Is there some way to guarantee that all instances of class A (except those that have leaked, since by definition there "lost" and so wont be destructed any way) are constructed after and destructed before B's static variable?
I've seen some solutions for making a specific variable be constructed/destructed before/after another, however not a general case of all instances of a given type so am not sure how to approach this.
No. This is known as the static-initialization fiasco. The order that objects get constructed prior to entering main is unspecified. The only guarantee is that it happens.
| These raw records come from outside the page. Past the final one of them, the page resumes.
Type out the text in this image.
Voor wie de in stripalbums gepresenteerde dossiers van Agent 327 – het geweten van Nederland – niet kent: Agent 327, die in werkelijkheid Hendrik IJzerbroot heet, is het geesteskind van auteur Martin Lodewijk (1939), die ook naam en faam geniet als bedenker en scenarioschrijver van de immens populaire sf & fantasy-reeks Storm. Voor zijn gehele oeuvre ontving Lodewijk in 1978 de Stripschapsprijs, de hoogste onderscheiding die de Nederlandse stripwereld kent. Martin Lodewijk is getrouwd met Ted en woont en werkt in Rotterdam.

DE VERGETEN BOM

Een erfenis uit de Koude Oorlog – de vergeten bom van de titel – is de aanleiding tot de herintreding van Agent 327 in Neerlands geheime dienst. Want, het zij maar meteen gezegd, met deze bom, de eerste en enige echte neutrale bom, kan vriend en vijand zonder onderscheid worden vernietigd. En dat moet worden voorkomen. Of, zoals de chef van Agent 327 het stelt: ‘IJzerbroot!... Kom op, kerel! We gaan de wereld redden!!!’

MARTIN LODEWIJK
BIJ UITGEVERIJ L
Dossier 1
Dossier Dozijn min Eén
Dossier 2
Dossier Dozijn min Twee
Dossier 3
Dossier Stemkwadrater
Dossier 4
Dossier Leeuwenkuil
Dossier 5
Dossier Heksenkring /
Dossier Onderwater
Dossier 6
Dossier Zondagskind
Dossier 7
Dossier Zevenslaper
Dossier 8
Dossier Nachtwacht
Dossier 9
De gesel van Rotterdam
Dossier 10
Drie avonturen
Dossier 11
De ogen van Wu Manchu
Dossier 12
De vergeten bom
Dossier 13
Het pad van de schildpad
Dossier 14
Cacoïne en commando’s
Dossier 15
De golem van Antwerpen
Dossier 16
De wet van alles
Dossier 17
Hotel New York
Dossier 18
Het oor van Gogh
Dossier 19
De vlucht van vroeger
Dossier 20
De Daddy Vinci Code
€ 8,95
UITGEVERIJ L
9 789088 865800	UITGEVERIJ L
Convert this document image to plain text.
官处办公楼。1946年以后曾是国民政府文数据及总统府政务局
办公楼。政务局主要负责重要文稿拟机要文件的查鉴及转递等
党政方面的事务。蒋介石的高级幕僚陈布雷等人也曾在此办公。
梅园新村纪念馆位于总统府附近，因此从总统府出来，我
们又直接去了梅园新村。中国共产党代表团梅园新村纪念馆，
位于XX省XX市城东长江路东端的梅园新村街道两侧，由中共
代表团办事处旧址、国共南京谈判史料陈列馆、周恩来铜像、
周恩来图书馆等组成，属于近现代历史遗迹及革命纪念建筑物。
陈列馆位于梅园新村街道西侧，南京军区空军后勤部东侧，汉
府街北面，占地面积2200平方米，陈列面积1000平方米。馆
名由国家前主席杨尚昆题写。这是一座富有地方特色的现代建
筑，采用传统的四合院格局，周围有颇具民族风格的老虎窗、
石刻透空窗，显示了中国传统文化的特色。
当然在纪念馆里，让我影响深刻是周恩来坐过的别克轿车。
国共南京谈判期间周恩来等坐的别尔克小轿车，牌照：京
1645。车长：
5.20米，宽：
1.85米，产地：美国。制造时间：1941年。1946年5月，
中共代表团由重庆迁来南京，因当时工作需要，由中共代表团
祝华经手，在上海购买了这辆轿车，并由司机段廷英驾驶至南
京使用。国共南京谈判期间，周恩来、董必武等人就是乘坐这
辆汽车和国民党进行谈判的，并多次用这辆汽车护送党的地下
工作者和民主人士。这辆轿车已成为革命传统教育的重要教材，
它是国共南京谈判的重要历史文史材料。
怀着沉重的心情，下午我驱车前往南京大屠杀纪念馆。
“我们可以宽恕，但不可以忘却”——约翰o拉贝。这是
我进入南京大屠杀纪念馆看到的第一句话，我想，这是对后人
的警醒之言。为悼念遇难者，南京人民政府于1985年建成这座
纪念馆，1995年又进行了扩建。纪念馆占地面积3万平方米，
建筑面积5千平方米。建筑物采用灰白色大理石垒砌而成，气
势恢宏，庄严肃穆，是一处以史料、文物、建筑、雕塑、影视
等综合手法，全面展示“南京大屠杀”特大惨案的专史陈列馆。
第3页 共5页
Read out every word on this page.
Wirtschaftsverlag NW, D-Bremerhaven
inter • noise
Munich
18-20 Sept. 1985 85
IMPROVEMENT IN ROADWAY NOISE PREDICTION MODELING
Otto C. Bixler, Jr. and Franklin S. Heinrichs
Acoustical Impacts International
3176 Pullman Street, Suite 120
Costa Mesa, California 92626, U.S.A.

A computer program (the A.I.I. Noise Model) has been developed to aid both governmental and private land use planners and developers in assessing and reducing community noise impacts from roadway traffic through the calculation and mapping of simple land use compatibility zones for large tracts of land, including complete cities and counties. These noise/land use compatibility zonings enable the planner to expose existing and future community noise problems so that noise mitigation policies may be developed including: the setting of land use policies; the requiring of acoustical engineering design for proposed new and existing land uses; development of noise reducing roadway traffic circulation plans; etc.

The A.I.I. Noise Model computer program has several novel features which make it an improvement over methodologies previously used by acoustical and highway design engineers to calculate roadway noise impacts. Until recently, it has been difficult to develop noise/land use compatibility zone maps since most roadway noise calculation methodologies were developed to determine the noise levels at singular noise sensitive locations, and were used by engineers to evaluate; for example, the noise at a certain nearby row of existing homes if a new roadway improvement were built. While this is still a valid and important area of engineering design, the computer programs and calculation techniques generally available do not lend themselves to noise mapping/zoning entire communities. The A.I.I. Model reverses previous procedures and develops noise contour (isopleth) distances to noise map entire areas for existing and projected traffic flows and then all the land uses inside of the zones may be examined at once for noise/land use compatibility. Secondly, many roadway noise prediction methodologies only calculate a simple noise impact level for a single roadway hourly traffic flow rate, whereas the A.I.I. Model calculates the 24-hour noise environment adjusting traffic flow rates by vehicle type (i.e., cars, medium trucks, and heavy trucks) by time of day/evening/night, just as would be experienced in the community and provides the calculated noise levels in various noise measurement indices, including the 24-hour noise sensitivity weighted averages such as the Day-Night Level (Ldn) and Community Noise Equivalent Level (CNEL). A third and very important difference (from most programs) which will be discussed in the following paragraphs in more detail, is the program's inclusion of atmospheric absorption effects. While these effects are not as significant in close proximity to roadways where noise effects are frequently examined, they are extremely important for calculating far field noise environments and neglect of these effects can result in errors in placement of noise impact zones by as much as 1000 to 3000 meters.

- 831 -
What you can do is lazy-initialize. This means your objects won't be initialized until you use them. Such as:
struct A { /* some data */ };
struct B { B(void){ /* get A's data */ } };
A& get_A(void)
{
static A instance;
return instance;
}
B& get_B(void)
{
static B instance;
return instance;
}
You use get_A
and get_B
to get the global instances. The part where B
uses A
should use get_A
, and your use of B
should be with get_B
. Note the get_B
is optional in your case.
What happens when B is first created? (Either globally or in the function) The constructor will call get_A
and that's where A
will be created. This let's you control the order things get constructed.
Note I think I reversed your A and B.
In general, no such method. There are workarounds, though. You can get an object with global scope and a slightly-less-than global lifetime by having a global pointer and initializing/destructing it in main/WinMain. Also, you place your global state to be destructed last in a ref-counted heap object.
Also, consider redesign :)
The book "Modern C++ Design" covers this issue nicely.
Google Books contains scans of much of it - see section 6.5 (page 135) - link.